Once Upon A Time ….


Today, May 1, is the International Workers' Day. A celebration of labour and working classes. It is a public holiday in more than 80 countries (but only some of those countries this day is officially known as Labor Day).

Once upon a time the workers organized themselves and fought against the negative social effects of the industrial revolution. Strikes were new measures and it may be that the Haymarket affair in Chicago (May 4, 1886) was the reason to choose May 1, as date for International Workers' Day.

Time has changed working regimes dramatically. We know throughout ideologies that Taylorism is the wrong working principle and that instead of preaching the dignity of "slavery work" we should concentrate on motivation factors.

But traditions are long runners as such. Although we know that traditions may kill innovation, this will not change much?

Once upon a time begins a scientific paper written by school children, published in Biology Letters, on bumblebees.

Children, or, say it more general, amateurs, are scientists, you know?

There were always barriers that inhibited amateurs doing research - like the difficulty to read scientific papers. It's to make infrastructure, experimental and analytics methods and tools available to amateurs to motivate them to conduct science outside traditional institutional settings.  And I am not thinking of Big Data to replace scientific method.

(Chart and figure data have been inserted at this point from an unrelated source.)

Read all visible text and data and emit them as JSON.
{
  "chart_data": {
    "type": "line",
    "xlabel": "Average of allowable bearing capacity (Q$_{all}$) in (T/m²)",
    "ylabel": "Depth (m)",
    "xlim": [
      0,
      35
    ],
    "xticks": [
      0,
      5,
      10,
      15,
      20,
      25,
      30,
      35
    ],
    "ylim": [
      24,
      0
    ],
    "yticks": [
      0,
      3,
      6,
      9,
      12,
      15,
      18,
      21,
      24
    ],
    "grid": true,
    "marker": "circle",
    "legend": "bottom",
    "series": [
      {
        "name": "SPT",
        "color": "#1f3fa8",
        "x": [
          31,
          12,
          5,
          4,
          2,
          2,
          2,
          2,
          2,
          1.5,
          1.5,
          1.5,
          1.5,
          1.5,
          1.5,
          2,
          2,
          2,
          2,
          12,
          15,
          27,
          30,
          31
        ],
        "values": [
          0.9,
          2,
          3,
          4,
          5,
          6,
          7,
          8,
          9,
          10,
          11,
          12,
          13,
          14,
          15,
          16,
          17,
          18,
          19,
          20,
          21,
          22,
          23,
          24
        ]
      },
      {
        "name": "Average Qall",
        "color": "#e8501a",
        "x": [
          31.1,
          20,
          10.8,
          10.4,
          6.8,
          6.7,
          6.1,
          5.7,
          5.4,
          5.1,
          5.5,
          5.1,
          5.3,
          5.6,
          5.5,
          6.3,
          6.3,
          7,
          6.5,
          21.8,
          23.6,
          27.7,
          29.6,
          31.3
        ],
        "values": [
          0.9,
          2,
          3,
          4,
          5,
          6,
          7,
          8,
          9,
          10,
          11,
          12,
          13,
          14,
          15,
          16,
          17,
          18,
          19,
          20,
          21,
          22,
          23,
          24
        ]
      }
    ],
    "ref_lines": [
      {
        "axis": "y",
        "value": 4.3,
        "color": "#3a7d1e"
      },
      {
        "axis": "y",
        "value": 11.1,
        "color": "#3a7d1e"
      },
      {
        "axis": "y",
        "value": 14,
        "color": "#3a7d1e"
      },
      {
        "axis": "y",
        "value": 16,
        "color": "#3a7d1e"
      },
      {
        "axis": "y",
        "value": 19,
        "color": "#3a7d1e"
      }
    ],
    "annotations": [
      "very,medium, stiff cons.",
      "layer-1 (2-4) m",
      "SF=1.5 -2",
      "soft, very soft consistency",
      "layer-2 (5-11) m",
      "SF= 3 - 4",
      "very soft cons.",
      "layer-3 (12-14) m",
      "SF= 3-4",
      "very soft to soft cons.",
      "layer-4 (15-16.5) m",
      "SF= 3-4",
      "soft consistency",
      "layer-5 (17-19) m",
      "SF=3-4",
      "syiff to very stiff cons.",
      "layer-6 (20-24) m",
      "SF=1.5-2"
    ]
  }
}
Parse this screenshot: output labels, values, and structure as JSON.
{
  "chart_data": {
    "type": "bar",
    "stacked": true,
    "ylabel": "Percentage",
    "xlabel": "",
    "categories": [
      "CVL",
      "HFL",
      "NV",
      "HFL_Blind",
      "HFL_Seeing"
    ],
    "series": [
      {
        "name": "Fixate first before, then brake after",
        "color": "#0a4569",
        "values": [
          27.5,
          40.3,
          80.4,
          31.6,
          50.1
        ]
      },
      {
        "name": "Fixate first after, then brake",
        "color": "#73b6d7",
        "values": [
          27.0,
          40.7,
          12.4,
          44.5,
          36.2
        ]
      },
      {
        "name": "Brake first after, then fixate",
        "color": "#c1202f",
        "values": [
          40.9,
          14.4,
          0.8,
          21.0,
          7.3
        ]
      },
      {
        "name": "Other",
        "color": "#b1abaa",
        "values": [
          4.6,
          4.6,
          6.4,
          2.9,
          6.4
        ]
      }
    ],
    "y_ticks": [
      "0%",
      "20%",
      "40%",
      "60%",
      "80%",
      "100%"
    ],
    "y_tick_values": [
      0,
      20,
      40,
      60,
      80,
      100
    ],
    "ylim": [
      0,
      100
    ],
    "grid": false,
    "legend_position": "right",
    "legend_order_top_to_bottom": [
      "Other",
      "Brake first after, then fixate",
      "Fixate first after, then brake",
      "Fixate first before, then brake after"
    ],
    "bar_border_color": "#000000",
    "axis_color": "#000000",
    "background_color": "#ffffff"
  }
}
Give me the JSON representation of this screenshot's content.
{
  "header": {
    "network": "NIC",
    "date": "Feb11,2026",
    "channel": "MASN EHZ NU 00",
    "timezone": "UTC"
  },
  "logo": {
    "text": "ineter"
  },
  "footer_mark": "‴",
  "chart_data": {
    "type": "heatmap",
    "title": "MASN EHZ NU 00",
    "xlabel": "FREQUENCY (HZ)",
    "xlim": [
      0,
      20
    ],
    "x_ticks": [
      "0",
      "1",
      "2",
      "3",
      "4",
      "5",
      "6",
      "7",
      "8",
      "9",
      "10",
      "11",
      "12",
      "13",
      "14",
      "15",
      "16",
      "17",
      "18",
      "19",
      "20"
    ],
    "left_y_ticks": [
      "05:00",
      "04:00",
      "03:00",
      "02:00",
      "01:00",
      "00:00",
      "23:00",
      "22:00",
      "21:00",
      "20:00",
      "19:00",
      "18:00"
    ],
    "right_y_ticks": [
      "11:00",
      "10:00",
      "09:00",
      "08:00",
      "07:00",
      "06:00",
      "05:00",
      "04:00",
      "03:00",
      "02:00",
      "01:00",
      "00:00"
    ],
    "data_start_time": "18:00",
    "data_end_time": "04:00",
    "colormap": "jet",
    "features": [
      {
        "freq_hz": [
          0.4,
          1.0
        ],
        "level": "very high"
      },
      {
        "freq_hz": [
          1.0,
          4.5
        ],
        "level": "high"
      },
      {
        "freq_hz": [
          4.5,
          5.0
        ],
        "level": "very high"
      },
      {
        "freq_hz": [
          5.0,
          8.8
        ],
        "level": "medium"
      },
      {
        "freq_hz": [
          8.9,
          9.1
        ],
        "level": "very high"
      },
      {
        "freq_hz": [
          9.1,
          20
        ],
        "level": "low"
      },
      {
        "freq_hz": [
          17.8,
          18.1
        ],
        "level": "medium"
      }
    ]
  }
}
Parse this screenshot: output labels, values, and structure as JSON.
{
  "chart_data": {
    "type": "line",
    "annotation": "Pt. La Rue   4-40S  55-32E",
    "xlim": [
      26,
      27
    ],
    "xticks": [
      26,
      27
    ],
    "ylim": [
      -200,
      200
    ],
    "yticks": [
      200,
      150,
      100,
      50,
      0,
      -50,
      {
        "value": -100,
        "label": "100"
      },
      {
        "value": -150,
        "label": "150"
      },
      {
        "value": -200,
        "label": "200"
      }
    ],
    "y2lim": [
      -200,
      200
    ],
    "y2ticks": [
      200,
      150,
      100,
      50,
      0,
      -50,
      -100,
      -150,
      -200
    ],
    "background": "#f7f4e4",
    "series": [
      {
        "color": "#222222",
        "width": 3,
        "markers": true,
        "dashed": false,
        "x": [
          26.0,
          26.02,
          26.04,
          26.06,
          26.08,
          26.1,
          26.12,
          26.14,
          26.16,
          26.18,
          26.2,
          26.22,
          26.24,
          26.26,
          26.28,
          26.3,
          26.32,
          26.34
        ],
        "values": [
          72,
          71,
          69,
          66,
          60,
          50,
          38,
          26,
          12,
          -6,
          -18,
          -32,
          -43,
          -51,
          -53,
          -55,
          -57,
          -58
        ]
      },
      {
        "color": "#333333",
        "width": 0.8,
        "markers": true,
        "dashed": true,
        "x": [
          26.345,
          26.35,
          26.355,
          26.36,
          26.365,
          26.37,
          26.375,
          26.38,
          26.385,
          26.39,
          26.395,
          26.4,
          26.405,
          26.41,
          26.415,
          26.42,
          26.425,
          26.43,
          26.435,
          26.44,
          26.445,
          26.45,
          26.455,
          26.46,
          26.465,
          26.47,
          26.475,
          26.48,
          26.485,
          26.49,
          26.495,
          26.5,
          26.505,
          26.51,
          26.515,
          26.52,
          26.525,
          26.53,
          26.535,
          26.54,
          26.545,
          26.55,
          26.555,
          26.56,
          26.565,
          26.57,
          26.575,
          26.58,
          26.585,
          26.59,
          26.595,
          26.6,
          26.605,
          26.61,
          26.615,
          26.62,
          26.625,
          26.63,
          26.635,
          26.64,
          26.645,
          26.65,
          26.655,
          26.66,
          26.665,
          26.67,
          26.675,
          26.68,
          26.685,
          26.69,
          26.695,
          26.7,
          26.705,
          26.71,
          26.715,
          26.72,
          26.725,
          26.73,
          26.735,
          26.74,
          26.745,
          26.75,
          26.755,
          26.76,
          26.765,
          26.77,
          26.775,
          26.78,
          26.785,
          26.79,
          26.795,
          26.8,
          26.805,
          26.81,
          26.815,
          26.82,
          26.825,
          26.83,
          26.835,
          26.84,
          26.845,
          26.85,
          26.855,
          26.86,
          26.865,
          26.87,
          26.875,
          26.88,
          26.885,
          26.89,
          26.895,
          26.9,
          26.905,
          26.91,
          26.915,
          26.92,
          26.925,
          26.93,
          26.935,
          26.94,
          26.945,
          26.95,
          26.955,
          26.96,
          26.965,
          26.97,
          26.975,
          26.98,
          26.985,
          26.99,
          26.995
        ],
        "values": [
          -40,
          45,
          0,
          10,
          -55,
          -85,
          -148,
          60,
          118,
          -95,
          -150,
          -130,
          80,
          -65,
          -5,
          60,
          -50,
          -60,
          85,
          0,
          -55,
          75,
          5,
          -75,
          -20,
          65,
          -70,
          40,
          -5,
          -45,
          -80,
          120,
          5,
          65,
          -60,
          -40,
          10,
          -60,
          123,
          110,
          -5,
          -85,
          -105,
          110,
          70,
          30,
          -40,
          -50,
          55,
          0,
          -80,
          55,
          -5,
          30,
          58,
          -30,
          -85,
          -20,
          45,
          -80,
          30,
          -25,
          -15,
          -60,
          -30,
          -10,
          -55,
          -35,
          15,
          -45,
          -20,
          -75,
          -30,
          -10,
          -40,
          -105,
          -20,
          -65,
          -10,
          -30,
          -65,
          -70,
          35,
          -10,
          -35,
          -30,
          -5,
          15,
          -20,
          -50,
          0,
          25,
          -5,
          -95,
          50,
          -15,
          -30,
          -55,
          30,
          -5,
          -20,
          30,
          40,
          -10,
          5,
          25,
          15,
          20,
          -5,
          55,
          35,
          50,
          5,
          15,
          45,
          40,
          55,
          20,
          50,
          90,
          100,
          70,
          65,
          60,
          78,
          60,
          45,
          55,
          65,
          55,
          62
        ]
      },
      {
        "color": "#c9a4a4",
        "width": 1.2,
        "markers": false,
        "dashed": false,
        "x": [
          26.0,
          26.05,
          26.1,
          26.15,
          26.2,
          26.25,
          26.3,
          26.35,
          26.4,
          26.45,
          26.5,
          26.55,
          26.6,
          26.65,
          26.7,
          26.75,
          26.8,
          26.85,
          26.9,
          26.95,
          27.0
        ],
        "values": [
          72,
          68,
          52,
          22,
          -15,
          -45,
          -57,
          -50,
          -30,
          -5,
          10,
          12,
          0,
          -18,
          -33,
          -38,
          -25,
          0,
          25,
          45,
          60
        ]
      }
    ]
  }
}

I am thinking of an infrastructure for interactive documents, documents that are programs. Documents that can be easily extended programmatically - on and on.

Once upon a time begins Sascha's program in Functional Goats, Wolves and Liens.

In quant finance, young quants find groundbreaking results and share them in forums, the blogosphere, … they are scientists, you know .. and bring much needed diversity into science.

It is May 1, and officially, I have a day off. And I tend to forget why?